Il nous revient aujourd’hui avec ce film consacré à un des plus grands drames de la Seconde Guerre Mondiale. Le film, réalisé en 2004, vient enfin de trouver un distributeur en France.
Dans la forêt russe de Katyn, près de Smolensk, 11 000 officiers polonais, qui représentaient l’élite de la nation, médecins, ingénieurs, universitaires, ont été froidement assassinés les uns après les autres, sur ordre de Staline, en avril 1940. Parmi eux se trouvait le père du cinéaste. À cette tragédie de l’histoire polonaise s’ajoutent à vrai dire deux autres drames : auparavant, ces officiers avaient été emprisonnés par l’armée soviétique dès septembre 1939, coup de poignard dans le dos à l’occasion de l’envahissement de la Pologne par les nazis. Ensuite, alors que les charniers avaient été découverts par l’armée allemande en 1941, la propagande soviétique a réussi à imposer à la Pologne et au monde entier que les nazis étaient les responsables des massacres de Katyn, « vérité » officielle jusqu’en 1990, date où Gorbatchev fait connaître la vérité historique. Aujourd’hui encore, Katyn reste un mot tabou dans beaucoup de pays de l’Est.

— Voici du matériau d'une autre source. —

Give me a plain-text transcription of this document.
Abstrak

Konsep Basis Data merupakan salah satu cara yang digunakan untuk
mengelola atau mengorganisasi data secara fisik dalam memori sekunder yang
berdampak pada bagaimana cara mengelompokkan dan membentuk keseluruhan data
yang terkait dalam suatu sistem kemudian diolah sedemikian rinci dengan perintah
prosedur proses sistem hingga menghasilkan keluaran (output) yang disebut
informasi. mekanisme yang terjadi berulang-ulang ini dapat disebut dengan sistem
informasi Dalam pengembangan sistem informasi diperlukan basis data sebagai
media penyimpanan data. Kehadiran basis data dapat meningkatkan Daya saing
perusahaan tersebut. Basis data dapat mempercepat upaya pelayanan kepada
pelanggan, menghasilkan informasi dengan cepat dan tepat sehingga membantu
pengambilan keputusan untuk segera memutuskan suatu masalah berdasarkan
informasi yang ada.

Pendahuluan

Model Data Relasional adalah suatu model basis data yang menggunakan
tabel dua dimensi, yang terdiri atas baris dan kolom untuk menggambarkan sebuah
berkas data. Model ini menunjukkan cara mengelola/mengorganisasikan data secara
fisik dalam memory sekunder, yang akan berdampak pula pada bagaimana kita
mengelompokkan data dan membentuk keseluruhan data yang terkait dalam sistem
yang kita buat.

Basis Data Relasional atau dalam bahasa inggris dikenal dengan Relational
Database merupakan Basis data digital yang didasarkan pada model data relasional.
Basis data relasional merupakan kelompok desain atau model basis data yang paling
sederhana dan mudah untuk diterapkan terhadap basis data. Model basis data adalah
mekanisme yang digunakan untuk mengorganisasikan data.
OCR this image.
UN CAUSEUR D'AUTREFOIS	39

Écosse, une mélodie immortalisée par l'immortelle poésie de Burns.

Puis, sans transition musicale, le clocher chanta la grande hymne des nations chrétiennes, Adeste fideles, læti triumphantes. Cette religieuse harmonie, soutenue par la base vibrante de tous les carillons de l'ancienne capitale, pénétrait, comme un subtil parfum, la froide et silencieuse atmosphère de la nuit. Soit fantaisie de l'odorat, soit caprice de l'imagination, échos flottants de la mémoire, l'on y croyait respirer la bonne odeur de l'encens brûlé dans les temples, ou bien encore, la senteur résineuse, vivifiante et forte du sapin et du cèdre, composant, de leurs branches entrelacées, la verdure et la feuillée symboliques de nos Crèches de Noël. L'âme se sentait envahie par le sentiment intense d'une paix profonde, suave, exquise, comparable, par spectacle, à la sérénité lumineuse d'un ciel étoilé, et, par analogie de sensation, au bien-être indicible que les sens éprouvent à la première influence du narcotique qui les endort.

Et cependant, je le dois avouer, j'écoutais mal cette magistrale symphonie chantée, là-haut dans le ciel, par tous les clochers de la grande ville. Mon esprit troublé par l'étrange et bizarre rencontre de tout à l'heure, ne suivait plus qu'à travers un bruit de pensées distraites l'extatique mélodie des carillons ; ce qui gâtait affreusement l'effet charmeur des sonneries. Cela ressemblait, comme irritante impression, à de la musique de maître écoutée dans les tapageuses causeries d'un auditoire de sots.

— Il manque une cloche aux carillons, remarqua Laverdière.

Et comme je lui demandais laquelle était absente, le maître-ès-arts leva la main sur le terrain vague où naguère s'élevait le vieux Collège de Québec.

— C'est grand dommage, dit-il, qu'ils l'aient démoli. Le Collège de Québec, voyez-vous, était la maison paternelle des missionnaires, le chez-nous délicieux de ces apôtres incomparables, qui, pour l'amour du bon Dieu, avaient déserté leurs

Wajda nous présente les événements historiques, de septembre 1939 jusqu’aux années de la domination soviétique en Pologne, à travers trois familles d’officiers emprisonnés puis disparus.
Des portraits de femmes courageuses, un récit poignant : ce film, en même temps qu’un bouleversant récit d’histoire, offre une belle leçon d’humanité.